O exame é realizado por meio da análise de uma pequena amostra de fezes e consegue detectar quantidades mínimas de sangue oculto utilizando anticorpos específicos para reconhecer a hemoglobina humana. Segundo a especialista, essa tecnologia torna o FIT mais preciso do que os métodos tradicionais.

“Ele deve ser oferecido para a população, especialmente para aquelas pessoas assintomáticas ou que não tenham história familiar de câncer de intestino.

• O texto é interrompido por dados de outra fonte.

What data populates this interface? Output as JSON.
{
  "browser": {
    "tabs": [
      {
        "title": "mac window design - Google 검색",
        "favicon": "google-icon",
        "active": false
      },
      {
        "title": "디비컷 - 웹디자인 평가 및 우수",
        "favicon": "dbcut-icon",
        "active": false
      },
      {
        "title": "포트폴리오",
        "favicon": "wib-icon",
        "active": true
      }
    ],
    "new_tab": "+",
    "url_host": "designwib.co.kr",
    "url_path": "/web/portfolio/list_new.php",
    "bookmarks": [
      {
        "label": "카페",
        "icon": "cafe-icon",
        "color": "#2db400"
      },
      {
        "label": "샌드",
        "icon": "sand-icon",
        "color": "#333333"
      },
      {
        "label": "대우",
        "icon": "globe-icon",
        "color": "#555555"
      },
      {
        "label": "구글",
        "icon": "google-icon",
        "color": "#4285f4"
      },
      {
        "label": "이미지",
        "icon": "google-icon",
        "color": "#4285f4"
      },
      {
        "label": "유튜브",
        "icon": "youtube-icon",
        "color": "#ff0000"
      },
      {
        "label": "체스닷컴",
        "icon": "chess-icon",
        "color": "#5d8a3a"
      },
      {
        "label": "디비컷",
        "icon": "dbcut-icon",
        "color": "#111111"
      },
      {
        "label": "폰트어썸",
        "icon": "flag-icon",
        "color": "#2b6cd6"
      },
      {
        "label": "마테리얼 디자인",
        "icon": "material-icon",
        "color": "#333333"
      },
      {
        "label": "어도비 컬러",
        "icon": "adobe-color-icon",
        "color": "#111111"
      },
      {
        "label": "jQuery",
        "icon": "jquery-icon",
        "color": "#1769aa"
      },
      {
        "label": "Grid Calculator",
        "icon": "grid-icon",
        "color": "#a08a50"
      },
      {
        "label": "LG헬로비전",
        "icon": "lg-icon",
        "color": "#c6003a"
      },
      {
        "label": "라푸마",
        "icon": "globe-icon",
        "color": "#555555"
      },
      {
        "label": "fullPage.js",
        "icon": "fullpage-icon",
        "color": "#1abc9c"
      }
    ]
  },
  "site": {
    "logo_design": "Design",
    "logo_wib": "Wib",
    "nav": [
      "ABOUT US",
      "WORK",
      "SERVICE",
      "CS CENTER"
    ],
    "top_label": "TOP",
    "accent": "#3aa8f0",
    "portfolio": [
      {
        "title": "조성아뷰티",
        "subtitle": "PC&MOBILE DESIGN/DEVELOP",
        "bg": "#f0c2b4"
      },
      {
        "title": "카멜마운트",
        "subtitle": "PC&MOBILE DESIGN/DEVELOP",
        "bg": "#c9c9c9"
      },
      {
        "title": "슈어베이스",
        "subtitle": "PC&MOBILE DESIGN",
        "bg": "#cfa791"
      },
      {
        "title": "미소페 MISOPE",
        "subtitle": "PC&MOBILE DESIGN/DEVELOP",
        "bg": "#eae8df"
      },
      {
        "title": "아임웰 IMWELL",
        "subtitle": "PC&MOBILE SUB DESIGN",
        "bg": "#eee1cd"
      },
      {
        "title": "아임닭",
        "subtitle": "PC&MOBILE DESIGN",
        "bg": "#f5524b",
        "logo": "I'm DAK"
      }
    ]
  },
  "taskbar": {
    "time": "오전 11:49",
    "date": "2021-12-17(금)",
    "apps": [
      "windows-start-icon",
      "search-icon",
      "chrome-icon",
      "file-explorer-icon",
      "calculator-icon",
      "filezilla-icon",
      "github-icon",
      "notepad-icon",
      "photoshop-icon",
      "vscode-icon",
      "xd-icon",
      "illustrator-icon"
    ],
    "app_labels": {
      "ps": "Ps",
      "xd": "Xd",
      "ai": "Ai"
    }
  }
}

E nessas pessoas, caso esse exame seja positivo, elas deverão ser direcionadas para um exame mais específico, que é chamado de colonoscopia”, afirma.

FIT não substitui colonoscopia
Nesse contexto, a coloproctologista ainda ressalta que o FIT não substitui colonoscopia e ressalta que o procedimento é utilizado para fazer o rastreamento do câncer colorretal para a população de risco médio, isto é, pessoas acima de 45 anos que não tenham história familiar de câncer colorretal e sejam assintomáticas.

“Para esse grupo de pessoas, existe, além do FIT, outros exames que podem ser escolhidos, a depender da preferência do paciente e do médico, como, por exemplo, a colonoscopia e retossigmoidoscopia flexível. O que muda entre esses exames é o tempo que devem ser repetidos. Enquanto o FIT deve ser repetido anualmente e, até de 2 em 2 anos, a colonoscopia normal pode ser repetida após dez anos para esse grupo de pessoas”, explica Glícia Abreu.

Sobre a especialista
A Glicia Abreu é coloproctologista, doutora em Medicina e Saúde Pública e mestre em Cirurgia pela Universidade Federal da Bahia. Também atua como professora adjunta de Metodologia da Pesquisa da Escola Bahiana de Medicina. Membro titular da Sociedade Brasileira de Coloproctologia e integrante da Sociedade Brasileira de Motilidade Digestiva, atua desde 1992 no Serviço Estadual de Oncologia do SUS na Bahia. Atualmente, também integra a equipe da Rede D’Or, em Salvador.
Com experiência no tratamento de doenças do assoalho pélvico, como incontinência fecal e constipação, a especialista trabalha com exames de alta resolução, incluindo manometria anorretal, além de técnicas minimamente invasivas, como neuromodulação sacral e uso de laser em patologias proctológicas. Possui artigos científicos publicados e trabalhos premiados em congressos da área médica.